Y todo esto se me ocurre a la luz de un aniversario que se cumplió en marzo y estando muy cercano el de otra persona muy querida. La muerte de un amigo que murió un marzo de hace ya un montón de años, puede que trece, a la vuelta de un Puente de San José. Se lo llevaron la carretera y la niebla, maldita combinación, de una forma absurda, sin tregua, como siempre pasa. Recuerdo perfectamente el día. Incluso había escuchado el accidente por la radio. Jamás lo hubiera relacionado conmigo, ni con los míos. No pensé que podía haber ningún conocido implicado. Mientras estaba tomando medidas para las cortinas de mi recién estrenada casa, la noticia de que Rafa había muerto se extendió como la pólvora por las calles del barrio donde habíamos crecido juntos. Este chaval, que era un chaval, fue sobre todo AMIGO, primero mío y luego de mi hermano. Recuerdo cuando nos encontrábamos en el alto de Pumarín, los días de primavera, cuando el sol ya calentaba, a mediodía, viniendo ellos de Instituto Alfonso II y nosotras del nuestro.

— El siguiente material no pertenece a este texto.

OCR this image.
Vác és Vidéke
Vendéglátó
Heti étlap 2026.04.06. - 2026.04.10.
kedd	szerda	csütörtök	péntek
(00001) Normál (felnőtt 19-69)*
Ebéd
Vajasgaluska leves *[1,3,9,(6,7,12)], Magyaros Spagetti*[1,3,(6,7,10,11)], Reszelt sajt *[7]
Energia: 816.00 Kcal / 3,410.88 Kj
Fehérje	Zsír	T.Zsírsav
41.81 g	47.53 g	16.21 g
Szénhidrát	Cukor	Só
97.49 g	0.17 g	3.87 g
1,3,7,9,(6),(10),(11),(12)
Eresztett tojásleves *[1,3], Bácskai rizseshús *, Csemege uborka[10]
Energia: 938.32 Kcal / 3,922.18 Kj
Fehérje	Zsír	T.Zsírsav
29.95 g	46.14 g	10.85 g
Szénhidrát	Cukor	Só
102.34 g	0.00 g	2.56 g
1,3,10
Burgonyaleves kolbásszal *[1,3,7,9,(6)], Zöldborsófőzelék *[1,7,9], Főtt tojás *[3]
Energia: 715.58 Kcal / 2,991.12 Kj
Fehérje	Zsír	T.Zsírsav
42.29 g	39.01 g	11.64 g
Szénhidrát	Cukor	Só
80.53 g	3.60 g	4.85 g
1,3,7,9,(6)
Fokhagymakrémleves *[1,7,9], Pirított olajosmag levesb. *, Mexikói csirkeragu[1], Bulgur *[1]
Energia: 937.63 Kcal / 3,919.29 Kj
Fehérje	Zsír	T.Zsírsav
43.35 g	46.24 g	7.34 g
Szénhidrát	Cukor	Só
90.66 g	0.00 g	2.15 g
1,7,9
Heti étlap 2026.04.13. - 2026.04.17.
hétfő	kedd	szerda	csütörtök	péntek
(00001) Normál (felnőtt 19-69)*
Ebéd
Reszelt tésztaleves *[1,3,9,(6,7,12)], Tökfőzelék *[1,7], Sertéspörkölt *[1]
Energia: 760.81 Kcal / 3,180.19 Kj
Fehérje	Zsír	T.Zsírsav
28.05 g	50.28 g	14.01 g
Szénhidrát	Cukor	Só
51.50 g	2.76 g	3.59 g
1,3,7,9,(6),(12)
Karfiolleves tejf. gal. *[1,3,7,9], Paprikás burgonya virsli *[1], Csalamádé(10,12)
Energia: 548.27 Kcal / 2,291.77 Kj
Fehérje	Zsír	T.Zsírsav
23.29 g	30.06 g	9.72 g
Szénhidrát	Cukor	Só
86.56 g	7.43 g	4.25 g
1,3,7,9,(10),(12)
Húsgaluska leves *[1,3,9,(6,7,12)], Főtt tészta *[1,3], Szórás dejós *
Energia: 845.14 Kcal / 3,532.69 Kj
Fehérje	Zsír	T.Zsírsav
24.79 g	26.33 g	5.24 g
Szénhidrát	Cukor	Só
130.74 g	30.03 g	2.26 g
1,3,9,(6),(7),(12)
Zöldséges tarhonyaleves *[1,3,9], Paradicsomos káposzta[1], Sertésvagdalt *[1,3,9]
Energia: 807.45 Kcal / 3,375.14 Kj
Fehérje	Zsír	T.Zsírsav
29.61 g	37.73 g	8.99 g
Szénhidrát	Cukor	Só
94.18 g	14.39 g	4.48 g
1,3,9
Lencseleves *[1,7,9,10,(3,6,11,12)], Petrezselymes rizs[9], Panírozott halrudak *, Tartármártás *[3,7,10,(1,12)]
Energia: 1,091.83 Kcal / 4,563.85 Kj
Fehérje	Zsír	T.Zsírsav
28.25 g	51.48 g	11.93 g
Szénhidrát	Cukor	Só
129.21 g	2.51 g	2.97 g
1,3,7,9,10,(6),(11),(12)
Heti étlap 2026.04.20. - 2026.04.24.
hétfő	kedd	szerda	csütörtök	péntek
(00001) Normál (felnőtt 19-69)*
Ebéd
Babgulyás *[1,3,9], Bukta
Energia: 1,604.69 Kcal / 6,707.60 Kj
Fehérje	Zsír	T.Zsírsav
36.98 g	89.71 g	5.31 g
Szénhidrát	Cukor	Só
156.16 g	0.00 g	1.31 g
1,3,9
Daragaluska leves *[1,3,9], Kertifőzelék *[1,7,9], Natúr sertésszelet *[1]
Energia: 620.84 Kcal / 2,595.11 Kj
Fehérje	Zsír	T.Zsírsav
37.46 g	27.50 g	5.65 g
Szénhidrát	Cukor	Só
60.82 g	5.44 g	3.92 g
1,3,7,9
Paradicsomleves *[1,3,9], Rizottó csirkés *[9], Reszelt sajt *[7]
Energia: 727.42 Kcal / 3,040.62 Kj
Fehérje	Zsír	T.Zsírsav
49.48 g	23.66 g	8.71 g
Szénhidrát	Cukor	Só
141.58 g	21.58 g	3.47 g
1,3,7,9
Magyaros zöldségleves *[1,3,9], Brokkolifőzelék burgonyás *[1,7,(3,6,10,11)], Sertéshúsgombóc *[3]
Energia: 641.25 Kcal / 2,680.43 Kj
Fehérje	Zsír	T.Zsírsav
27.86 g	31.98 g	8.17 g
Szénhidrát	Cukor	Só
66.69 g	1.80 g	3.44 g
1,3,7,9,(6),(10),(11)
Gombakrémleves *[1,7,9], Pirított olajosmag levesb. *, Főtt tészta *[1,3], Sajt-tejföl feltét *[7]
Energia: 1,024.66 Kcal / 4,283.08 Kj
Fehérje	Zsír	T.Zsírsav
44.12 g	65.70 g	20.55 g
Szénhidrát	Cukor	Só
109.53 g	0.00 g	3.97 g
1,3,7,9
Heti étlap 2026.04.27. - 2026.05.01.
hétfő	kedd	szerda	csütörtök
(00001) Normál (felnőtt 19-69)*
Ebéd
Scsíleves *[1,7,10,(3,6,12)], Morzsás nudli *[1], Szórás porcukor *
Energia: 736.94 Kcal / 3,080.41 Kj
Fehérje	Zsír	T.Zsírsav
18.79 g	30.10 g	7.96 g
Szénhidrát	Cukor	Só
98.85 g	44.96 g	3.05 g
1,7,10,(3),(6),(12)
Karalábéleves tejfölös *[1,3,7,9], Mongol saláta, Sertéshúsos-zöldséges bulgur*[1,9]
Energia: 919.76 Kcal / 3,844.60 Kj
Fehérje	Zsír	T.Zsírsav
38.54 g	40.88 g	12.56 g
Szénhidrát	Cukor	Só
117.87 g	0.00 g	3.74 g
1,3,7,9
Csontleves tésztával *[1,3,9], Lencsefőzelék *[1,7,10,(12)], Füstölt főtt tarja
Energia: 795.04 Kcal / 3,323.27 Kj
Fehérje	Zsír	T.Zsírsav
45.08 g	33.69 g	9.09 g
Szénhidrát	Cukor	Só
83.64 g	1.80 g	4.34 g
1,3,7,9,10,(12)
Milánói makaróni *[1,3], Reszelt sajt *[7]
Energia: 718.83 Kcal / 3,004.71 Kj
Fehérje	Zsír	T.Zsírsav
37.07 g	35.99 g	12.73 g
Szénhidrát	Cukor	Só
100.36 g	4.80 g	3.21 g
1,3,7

Rafa tenía algo que le hacía especial, su sentido del humor, su afición por el Betis, sus dientes mellados, su nariz difícil que le aportaba personalidad a su rostro, su forma de caminar un poco indolente, su jersey azul marino de rayas verde. Yo a Rafa le quise mucho, pero le quise más cuando demostró lo incondicional que podía llegar a ser. Hoy su recuerdo todavía me llena de emoción. Creo que las lágrimas por la gente que quieres o quisiste una vez, nunca se acaban, van a un pozo de arena de playa que se seca, se seca y nunca se llena por mucho que te empeñes en llenarlo con tu llanto. Y pienso lo que me gustaría verle ahora pasado de kilos o no, calvo o no, casado o no, con hijos o sin ellos, pero vivo y junto a nosotros. Bromeando como era él, cariñoso, un poco gruñón, cruzando la calle con las manos en los bolsillos. Si volviera por un momento ¿nos reconocería? ¿reconocería a los hijos de sus amigos algunos de ellos exactamente iguales que sus padres? Rafa será eternamente joven para desgracia de su madre.

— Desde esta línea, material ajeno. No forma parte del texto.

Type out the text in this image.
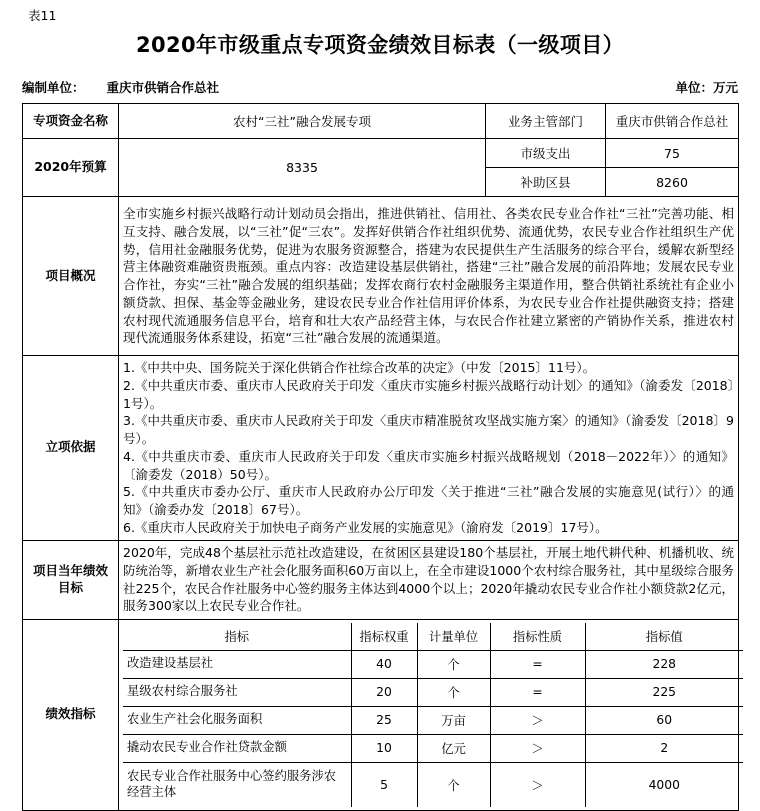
表11
2020年市级重点专项资金绩效目标表（一级项目）
编制单位： 重庆市供销合作总社	单位：万元
专项资金名称	农村“三社”融合发展专项	业务主管部门	重庆市供销合作总社
2020年预算	8335	市级支出	75
补助区县	8260
项目概况	全市实施乡村振兴战略行动计划动员会指出，推进供销社、信用社、各类农民专业合作社“三社”完善功能、相互支持、融合发展，以“三社”促“三农”。发挥好供销合作社组织优势、流通优势，农民专业合作社组织生产优势，信用社金融服务优势，促进为农服务资源整合，搭建为农民提供生产生活服务的综合平台，缓解农新型经营主体融资难融资贵瓶颈。重点内容：改造建设基层供销社，搭建“三社”融合发展的前沿阵地；发展农民专业合作社，夯实“三社”融合发展的组织基础；发挥农商行农村金融服务主渠道作用，整合供销社系统社有企业小额贷款、担保、基金等金融业务，建设农民专业合作社信用评价体系，为农民专业合作社提供融资支持；搭建农村现代流通服务信息平台，培育和壮大农产品经营主体，与农民合作社建立紧密的产销协作关系，推进农村现代流通服务体系建设，拓宽“三社”融合发展的流通渠道。
立项依据	

1.《中共中央、国务院关于深化供销合作社综合改革的决定》（中发〔2015〕11号）。

2.《中共重庆市委、重庆市人民政府关于印发〈重庆市实施乡村振兴战略行动计划〉的通知》（渝委发〔2018〕1号）。

3.《中共重庆市委、重庆市人民政府关于印发〈重庆市精准脱贫攻坚战实施方案〉的通知》（渝委发〔2018〕9号）。

4.《中共重庆市委、重庆市人民政府关于印发〈重庆市实施乡村振兴战略规划（2018－2022年）〉的通知》〔渝委发（2018）50号）。

5.《中共重庆市委办公厅、重庆市人民政府办公厅印发〈关于推进“三社”融合发展的实施意见(试行）〉的通知》（渝委办发〔2018〕67号）。

6.《重庆市人民政府关于加快电子商务产业发展的实施意见》（渝府发〔2019〕17号）。

项目当年绩效目标	2020年，完成48个基层社示范社改造建设，在贫困区县建设180个基层社，开展土地代耕代种、机播机收、统防统治等，新增农业生产社会化服务面积60万亩以上，在全市建设1000个农村综合服务社，其中星级综合服务社225个，农民合作社服务中心签约服务主体达到4000个以上；2020年撬动农民专业合作社小额贷款2亿元，服务300家以上农民专业合作社。
绩效指标	
指标	指标权重	计量单位	指标性质	指标值
改造建设基层社	40	个	=	228
星级农村综合服务社	20	个	=	225
农业生产社会化服务面积	25	万亩	＞	60
撬动农民专业合作社贷款金额	10	亿元	＞	2
农民专业合作社服务中心签约服务涉农经营主体	5	个	＞	4000
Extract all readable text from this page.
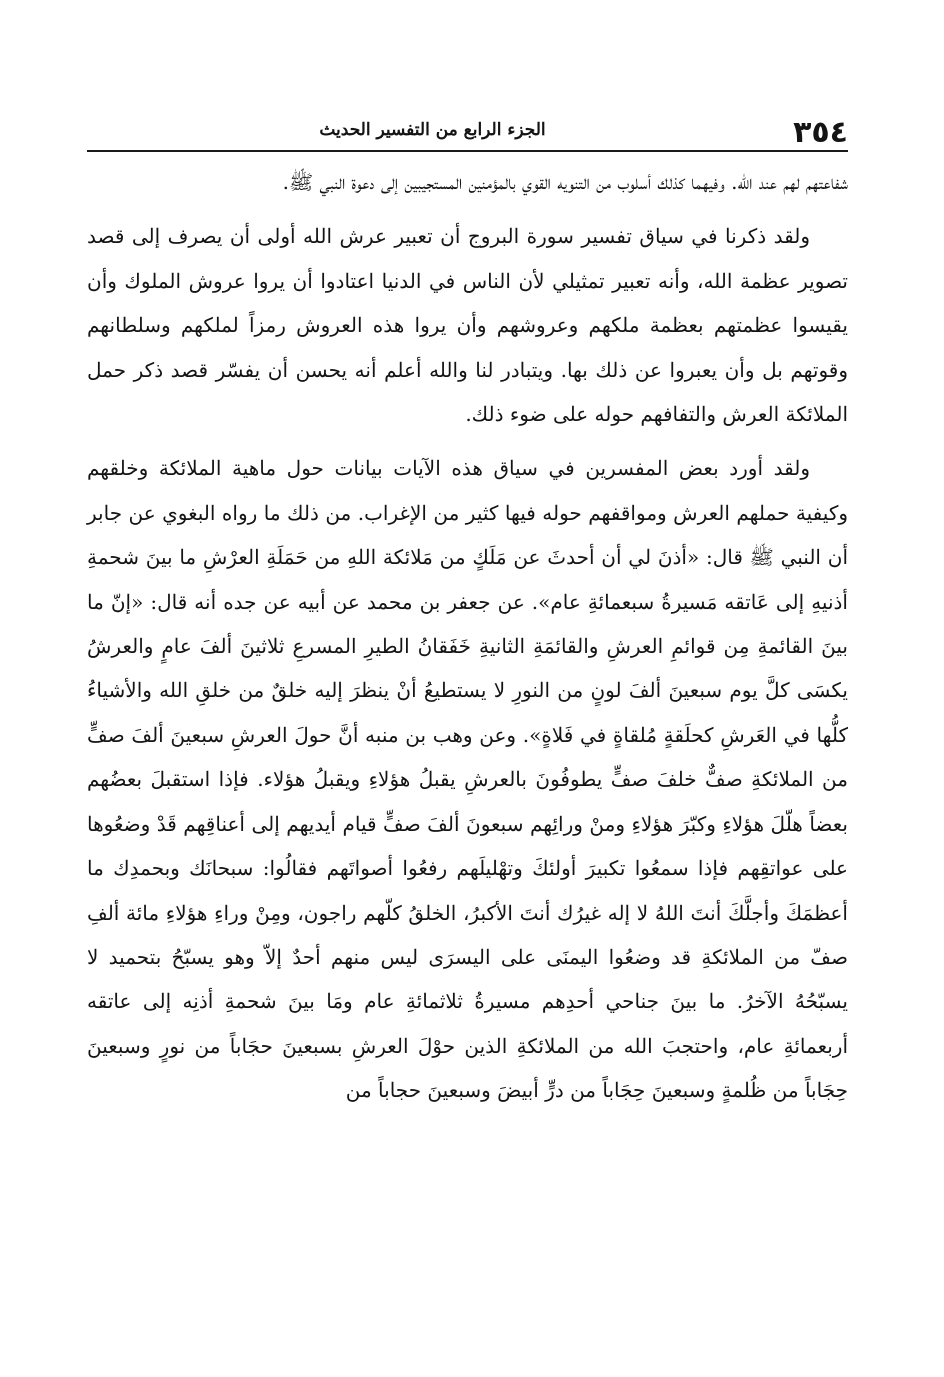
٣٥٤
الجزء الرابع من التفسير الحديث

شفاعتهم لهم عند الله. وفيهما كذلك أسلوب من التنويه القوي بالمؤمنين المستجيبين إلى دعوة النبي ﷺ.

ولقد ذكرنا في سياق تفسير سورة البروج أن تعبير عرش الله أولى أن يصرف إلى قصد تصوير عظمة الله، وأنه تعبير تمثيلي لأن الناس في الدنيا اعتادوا أن يروا عروش الملوك وأن يقيسوا عظمتهم بعظمة ملكهم وعروشهم وأن يروا هذه العروش رمزاً لملكهم وسلطانهم وقوتهم بل وأن يعبروا عن ذلك بها. ويتبادر لنا والله أعلم أنه يحسن أن يفسّر قصد ذكر حمل الملائكة العرش والتفافهم حوله على ضوء ذلك.

ولقد أورد بعض المفسرين في سياق هذه الآيات بيانات حول ماهية الملائكة وخلقهم وكيفية حملهم العرش ومواقفهم حوله فيها كثير من الإغراب. من ذلك ما رواه البغوي عن جابر أن النبي ﷺ قال: «أذنَ لي أن أحدثَ عن مَلَكٍ من مَلائكة اللهِ من حَمَلَةِ العرْشِ ما بينَ شحمةِ أذنيهِ إلى عَاتقه مَسيرةُ سبعمائةِ عام». عن جعفر بن محمد عن أبيه عن جده أنه قال: «إنّ ما بينَ القائمةِ مِن قوائمِ العرشِ والقائمَةِ الثانيةِ خَفَقانُ الطيرِ المسرعِ ثلاثينَ ألفَ عامٍ والعرشُ يكسَى كلَّ يوم سبعينَ ألفَ لونٍ من النورِ لا يستطيعُ أنْ ينظرَ إليه خلقٌ من خلقِ الله والأشياءُ كلُّها في العَرشِ كحلَقةٍ مُلقاةٍ في فَلاةٍ». وعن وهب بن منبه أنَّ حولَ العرشِ سبعينَ ألفَ صفٍّ من الملائكةِ صفٌّ خلفَ صفٍّ يطوفُونَ بالعرشِ يقبلُ هؤلاءِ ويقبلُ هؤلاء. فإذا استقبلَ بعضُهم بعضاً هلّلَ هؤلاءِ وكبّرَ هؤلاءِ ومنْ ورائِهم سبعونَ ألفَ صفٍّ قيام أيديهم إلى أعناقِهم قَدْ وضعُوها على عواتقِهم فإذا سمعُوا تكبيرَ أولئكَ وتهْليلَهم رفعُوا أصواتَهم فقالُوا: سبحانَك وبحمدِك ما أعظمَكَ وأجلَّكَ أنتَ اللهُ لا إله غيرُك أنتَ الأكبرُ، الخلقُ كلّهم راجون، ومِنْ وراءِ هؤلاءِ مائة ألفِ صفّ من الملائكةِ قد وضعُوا اليمنَى على اليسرَى ليس منهم أحدٌ إلاّ وهو يسبّحُ بتحميد لا يسبّحُهُ الآخرُ. ما بينَ جناحي أحدِهم مسيرةُ ثلاثمائةِ عام ومَا بينَ شحمةِ أذنِه إلى عاتقه أربعمائةِ عام، واحتجبَ الله من الملائكةِ الذين حوْلَ العرشِ بسبعينَ حجَاباً من نورٍ وسبعينَ حِجَاباً من ظُلمةٍ وسبعينَ حِجَاباً من درٍّ أبيضَ وسبعينَ حجاباً من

El se llevó algo de cada uno de nosotros, como se llevan todos los que nos dejan. Puede que en su equipaje se fueran los restos de la inocencia que aun conservábamos aquellos que recién cambiado de siglo y de milenio todavía creíamos que el tiempo podía pararse o al menos ralentizarse y que no corría en contra nuestra. 

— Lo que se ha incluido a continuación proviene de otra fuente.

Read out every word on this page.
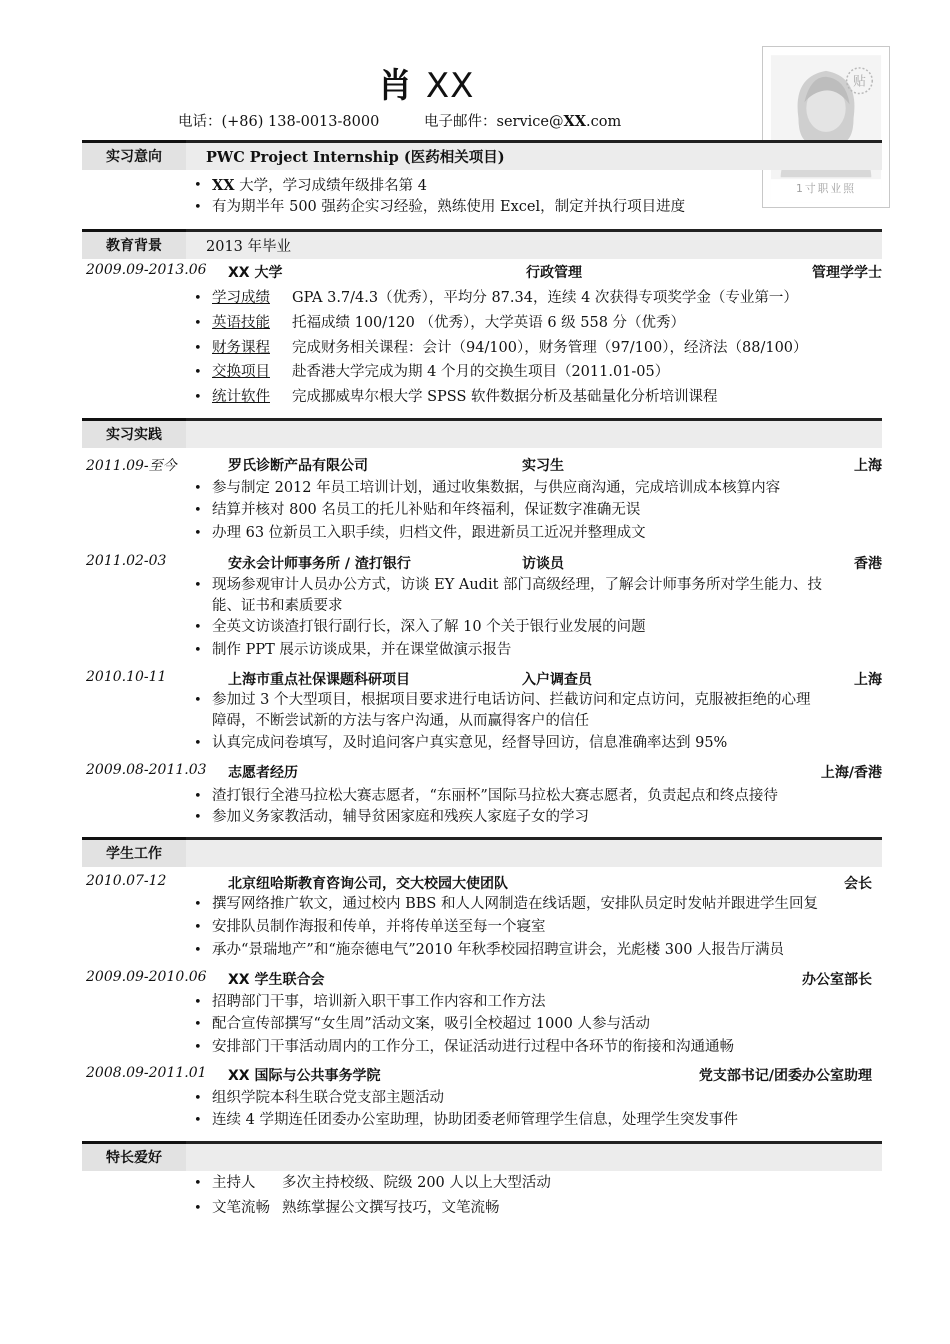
肖 XX
电话：(+86) 138-0013-8000	电子邮件：service@XX.com
贴
1寸职业照
实习意向	PWC Project Internship (医药相关项目)
• XX 大学，学习成绩年级排名第 4
• 有为期半年 500 强药企实习经验，熟练使用 Excel，制定并执行项目进度
教育背景	2013 年毕业
2009.09-2013.06 XX 大学	行政管理	管理学学士
• 学习成绩 GPA 3.7/4.3（优秀），平均分 87.34，连续 4 次获得专项奖学金（专业第一）
• 英语技能 托福成绩 100/120 （优秀），大学英语 6 级 558 分（优秀）
• 财务课程 完成财务相关课程：会计（94/100），财务管理（97/100），经济法（88/100）
• 交换项目 赴香港大学完成为期 4 个月的交换生项目（2011.01-05）
• 统计软件 完成挪威卑尔根大学 SPSS 软件数据分析及基础量化分析培训课程
实习实践
2011.09-至今	罗氏诊断产品有限公司	实习生	上海
• 参与制定 2012 年员工培训计划，通过收集数据，与供应商沟通，完成培训成本核算内容
• 结算并核对 800 名员工的托儿补贴和年终福利，保证数字准确无误
• 办理 63 位新员工入职手续，归档文件，跟进新员工近况并整理成文
2011.02-03	安永会计师事务所 / 渣打银行	访谈员	香港
• 现场参观审计人员办公方式，访谈 EY Audit 部门高级经理，了解会计师事务所对学生能力、技
能、证书和素质要求
• 全英文访谈渣打银行副行长，深入了解 10 个关于银行业发展的问题
• 制作 PPT 展示访谈成果，并在课堂做演示报告
2010.10-11	上海市重点社保课题科研项目	入户调查员	上海
• 参加过 3 个大型项目，根据项目要求进行电话访问、拦截访问和定点访问，克服被拒绝的心理
障碍，不断尝试新的方法与客户沟通，从而赢得客户的信任
• 认真完成问卷填写，及时追问客户真实意见，经督导回访，信息准确率达到 95%
2009.08-2011.03 志愿者经历	上海/香港
• 渣打银行全港马拉松大赛志愿者，“东丽杯”国际马拉松大赛志愿者，负责起点和终点接待
• 参加义务家教活动，辅导贫困家庭和残疾人家庭子女的学习
学生工作
2010.07-12	北京纽哈斯教育咨询公司，交大校园大使团队	会长
• 撰写网络推广软文，通过校内 BBS 和人人网制造在线话题，安排队员定时发帖并跟进学生回复
• 安排队员制作海报和传单，并将传单送至每一个寝室
• 承办“景瑞地产”和“施奈德电气”2010 年秋季校园招聘宣讲会，光彪楼 300 人报告厅满员
2009.09-2010.06 XX 学生联合会	办公室部长
• 招聘部门干事，培训新入职干事工作内容和工作方法
• 配合宣传部撰写“女生周”活动文案，吸引全校超过 1000 人参与活动
• 安排部门干事活动周内的工作分工，保证活动进行过程中各环节的衔接和沟通通畅
2008.09-2011.01 XX 国际与公共事务学院	党支部书记/团委办公室助理
• 组织学院本科生联合党支部主题活动
• 连续 4 学期连任团委办公室助理，协助团委老师管理学生信息，处理学生突发事件
特长爱好
• 主持人 多次主持校级、院级 200 人以上大型活动
• 文笔流畅 熟练掌握公文撰写技巧，文笔流畅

Escribe Trapiello en su obra "La manía" que uno se puede sentir al mismo tiempo como un huérfano y como la madre que ha perdido un hijo. Yo creo que ni es posible, ni comparable. Nunca he visto a un hijo querer cambiarse por su progenitor muerto, aunque esa muerte marque su vida para siempre, sin embargo, estoy segura que cada padre, que cada madre se cambiaría por ese hijo querido que ahora se ha ido para no volver.

P.D.: Agradecimiento a Constantino Bada profesor de Sagrada Escritura que me ayudo a confirmar la información que acerca de otras lenguas encontré trasteando en Internet y a Gemma Torres que me apuntó la referencia a Andrés Trapiello.